No. 5, par 4, 425/504 yards: Tied with Ben Hogan two strokes out of the lead through 54 holes, and playing with the Hawk, Cary Middlecoff hooked his tee shot into the creek to the left of the fairway and made a double bogey. The added length makes this perhaps the toughest hole on the East Course now. The creek lies in wait on both the drive and the approach, and the fairway and green tilt noticeably from right to left, complicating the second shot and making it one of the toughest putting surfaces to negotiate.
No. 7, par 4, 360/360 yards: George Fazio hit his tee shot out-of-bounds to the right in the three-way 18-hole playoff with Hogan and Lloyd Mangrum. Fazio was able to make a bogey because O.B. was a distance-only penalty at the time, but with Hogan making a birdie Fazio fell three behind. Players are laying up with less club off the tee these days, making out-of-bounds shots less likely. This hole and the similar eighth are definitely birdie holes but if the tee shot strays into the rough players will be happy with pars.
No. 8, par 4, 367/359 yards: In the third round, Hogan's ball moved on the green as he stood over the putt but he was not penalized because he hadn't grounded his club. Hogan said he intentionally hovered his putter off the ground all week for that very reason. The greens will be even faster this year, thanks to modern agronomy and grasses, but perhaps less of a shock to players' systems as they are more used to fast greens than they were in 1950.

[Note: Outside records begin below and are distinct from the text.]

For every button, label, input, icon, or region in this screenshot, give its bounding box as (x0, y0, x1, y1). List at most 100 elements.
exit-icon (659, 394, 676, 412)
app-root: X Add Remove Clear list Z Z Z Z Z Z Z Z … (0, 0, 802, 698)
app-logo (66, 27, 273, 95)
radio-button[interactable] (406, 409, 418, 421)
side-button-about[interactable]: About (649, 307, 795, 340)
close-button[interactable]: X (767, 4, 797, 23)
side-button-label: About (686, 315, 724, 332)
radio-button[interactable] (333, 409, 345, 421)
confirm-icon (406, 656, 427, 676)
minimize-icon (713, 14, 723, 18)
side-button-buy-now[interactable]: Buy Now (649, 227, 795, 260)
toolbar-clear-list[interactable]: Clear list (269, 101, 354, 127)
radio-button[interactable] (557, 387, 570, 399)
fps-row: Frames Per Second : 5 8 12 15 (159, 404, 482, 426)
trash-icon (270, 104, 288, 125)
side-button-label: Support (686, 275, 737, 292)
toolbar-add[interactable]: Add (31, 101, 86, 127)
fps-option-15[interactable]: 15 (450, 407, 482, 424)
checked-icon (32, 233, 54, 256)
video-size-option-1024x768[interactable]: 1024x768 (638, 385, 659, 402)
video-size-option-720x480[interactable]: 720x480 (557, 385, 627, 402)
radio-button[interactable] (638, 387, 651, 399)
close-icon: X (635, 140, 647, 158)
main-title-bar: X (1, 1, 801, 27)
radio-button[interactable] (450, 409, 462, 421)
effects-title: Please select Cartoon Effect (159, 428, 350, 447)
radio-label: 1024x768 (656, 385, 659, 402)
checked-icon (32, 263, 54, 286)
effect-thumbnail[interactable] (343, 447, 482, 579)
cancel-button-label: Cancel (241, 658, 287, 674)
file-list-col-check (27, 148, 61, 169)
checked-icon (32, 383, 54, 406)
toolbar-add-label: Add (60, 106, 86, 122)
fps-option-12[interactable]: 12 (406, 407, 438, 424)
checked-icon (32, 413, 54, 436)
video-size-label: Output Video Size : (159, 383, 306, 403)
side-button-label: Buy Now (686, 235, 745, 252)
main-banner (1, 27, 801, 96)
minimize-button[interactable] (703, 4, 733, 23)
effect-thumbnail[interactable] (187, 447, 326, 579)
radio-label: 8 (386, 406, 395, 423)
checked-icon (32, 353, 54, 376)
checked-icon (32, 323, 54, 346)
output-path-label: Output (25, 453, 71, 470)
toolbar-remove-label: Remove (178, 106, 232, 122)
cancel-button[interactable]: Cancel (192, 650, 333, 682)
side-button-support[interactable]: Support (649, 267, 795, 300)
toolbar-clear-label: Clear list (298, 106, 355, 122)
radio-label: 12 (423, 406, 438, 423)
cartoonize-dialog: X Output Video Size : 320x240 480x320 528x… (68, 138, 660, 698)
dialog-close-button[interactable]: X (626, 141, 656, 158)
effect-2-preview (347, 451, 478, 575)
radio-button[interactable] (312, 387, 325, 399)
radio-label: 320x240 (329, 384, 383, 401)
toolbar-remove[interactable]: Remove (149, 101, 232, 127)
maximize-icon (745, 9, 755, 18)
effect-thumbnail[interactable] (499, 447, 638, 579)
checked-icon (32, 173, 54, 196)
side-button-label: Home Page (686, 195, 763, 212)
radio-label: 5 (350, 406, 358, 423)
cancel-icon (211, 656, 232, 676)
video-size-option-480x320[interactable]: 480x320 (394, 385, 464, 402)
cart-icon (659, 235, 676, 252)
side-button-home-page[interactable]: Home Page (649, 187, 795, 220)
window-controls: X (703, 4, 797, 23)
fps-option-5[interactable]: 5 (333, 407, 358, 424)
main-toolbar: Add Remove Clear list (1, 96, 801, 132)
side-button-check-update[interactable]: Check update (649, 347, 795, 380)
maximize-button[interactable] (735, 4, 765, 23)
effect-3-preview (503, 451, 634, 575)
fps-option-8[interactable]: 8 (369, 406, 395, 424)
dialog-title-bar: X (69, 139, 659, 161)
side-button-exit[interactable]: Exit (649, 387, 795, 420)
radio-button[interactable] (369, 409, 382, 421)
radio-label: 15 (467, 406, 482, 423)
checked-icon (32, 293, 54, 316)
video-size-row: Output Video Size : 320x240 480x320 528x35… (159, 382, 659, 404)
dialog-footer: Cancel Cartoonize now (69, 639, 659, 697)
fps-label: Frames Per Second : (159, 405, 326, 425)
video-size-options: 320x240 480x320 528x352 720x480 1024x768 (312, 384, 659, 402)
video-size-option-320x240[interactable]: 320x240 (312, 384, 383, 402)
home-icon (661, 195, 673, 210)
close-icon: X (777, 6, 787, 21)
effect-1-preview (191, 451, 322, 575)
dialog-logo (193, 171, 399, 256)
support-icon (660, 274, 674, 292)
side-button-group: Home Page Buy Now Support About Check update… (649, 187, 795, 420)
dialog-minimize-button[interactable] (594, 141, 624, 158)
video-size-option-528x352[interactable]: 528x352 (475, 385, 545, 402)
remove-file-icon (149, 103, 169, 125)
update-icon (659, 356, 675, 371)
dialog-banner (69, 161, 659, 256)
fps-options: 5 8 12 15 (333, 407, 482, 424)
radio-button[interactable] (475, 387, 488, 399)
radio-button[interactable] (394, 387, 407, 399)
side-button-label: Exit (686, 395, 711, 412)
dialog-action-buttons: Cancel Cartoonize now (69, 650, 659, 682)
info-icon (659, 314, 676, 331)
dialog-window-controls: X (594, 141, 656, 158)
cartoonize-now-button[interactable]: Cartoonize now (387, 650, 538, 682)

No. 10, par 4, 335/303 yards: Middlecoff made his second double bogey in the final round to fall four behind Hogan, who by then was the leader. Both hit tee shots into the same fairway bunker about 60 yards from the green, but Middlecoff's shot caught the lip and stayed in the bunker while Hogan hit his ball onto the green. That bunker was installed at the behest of the USGA before the 1950 Open, but it was removed in the late 1990s when Merion restored the bunkering of the East Course to the way it was in 1930. The hole's shorter yardage today is perhaps a function of measuring the dogleg differently, but in any case it's certainly more drivable for today's pros, some of whom can get home with a three-wood. But it's a challenging shot, because with the tee set back in some trees it requires about 30 yards of right-to-left movement, so many will lay up.